Die meisten kantonalen Strassen haben nur eine Spur pro Richtung. Und gerade Städte wollen auch an Kreuzungen oft lieber Velos und den öffentlichen Verkehr fördern, als gemeinsames Autofahren.

Basel etwa teilt mit, wo Platz für eine zweite Spur sei, erstelle man lieber eine Busspur, Velostreifen oder im Zweifel pflanze man Bäume. Das bringe «einen grösseren Nutzen für eine stadtgerechte Verkehrsentwicklung». Die Begeisterung für die neue Verkehrsregel ist kurz vor der Einführung also nahe bei null.

Tessin und Genf machen im kleinen Rahmen weiter

Unterstützung kommt aus dem Tessin, wo die neue Idee in einem Pilotversuch getestet wurde. Auf 300 Metern vor einem Grenzübergang durften Fahrgemeinschaften auf der Busspur den Stau überholen. Grundsätzlich funktioniere das, sagt der Tessiner Kantonsingenieur Mirco Moser.

Carpooling.
Legende: Verkehrsschild mit Hinweis auf die erste Carsharing- oder Fahrgemeinschaften-Fahrspur beim Zollübergang Brusata bei Novazzano am 3. April 2019. Keystone/Davide Agosta

Aber bei zu vielen Fahrgemeinschaften auf der Busspur bleibe dann eben der Bus im Stau stehen, so Moser. Wenn mehr als zwei Prozent der Autos wechselten, sei das bereits zu viel. Das Potenzial für zusätzliche Autos, die besser ausgelastet sind, ist also sehr beschränkt.
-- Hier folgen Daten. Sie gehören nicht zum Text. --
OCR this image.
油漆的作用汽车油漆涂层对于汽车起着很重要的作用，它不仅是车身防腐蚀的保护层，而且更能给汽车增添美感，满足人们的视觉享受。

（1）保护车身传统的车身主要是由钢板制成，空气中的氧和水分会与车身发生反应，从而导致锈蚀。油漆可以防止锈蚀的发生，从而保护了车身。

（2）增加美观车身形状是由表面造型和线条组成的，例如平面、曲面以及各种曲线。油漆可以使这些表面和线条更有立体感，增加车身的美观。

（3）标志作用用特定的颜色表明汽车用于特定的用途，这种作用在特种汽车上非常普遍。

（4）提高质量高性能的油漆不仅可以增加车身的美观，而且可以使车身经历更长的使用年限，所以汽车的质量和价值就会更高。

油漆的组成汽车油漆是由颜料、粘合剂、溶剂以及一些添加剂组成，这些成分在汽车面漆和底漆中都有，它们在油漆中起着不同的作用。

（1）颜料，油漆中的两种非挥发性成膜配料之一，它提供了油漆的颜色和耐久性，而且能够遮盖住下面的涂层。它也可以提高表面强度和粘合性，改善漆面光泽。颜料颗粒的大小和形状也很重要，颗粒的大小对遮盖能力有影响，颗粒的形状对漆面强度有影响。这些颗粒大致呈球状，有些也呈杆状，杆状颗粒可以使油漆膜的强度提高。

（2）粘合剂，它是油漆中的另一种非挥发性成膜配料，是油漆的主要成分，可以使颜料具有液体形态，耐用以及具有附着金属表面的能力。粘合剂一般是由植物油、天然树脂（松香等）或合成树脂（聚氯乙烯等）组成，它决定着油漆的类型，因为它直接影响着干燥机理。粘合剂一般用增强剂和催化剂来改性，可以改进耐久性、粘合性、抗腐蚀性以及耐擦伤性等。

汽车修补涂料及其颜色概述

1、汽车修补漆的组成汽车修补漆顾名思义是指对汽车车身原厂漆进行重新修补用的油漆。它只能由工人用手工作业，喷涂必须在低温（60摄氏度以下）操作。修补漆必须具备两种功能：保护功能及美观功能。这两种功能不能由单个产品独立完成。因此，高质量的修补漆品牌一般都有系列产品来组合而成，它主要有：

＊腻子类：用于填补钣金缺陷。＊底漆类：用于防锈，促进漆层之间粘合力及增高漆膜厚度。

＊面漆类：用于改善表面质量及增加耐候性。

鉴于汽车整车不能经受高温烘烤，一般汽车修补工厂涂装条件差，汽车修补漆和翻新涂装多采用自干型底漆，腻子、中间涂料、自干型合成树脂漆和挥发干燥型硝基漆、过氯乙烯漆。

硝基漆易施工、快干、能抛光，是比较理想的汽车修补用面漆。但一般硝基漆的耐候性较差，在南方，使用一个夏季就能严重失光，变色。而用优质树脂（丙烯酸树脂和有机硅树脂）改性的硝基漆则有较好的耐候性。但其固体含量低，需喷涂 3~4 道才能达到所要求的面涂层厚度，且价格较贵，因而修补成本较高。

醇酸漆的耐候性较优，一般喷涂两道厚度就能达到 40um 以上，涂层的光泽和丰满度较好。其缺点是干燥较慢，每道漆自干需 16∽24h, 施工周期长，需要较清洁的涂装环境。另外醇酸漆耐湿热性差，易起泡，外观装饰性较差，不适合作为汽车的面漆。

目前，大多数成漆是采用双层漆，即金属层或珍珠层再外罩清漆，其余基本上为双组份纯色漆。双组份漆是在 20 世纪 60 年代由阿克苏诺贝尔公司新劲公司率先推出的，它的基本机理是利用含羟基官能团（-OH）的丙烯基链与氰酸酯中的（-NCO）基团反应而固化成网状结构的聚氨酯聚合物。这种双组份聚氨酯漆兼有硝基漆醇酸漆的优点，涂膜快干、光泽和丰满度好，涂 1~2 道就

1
Trotzdem soll im Tessin jetzt die Zahl der Grenzübergänge mit speziellen Spuren verdoppelt werden – auf zwei. Und auch Genf, das eine Teststrecke hatte, prüft an zwei weiteren Stellen die Einführung. Vorderhand dürfte es also meist beim Blick auf die Uhr bleiben, wenn es staut – und vielleicht beim Gespräch über eine Sonderspur für Fahrgemeinschaften, sofern man nicht alleine unterwegs ist.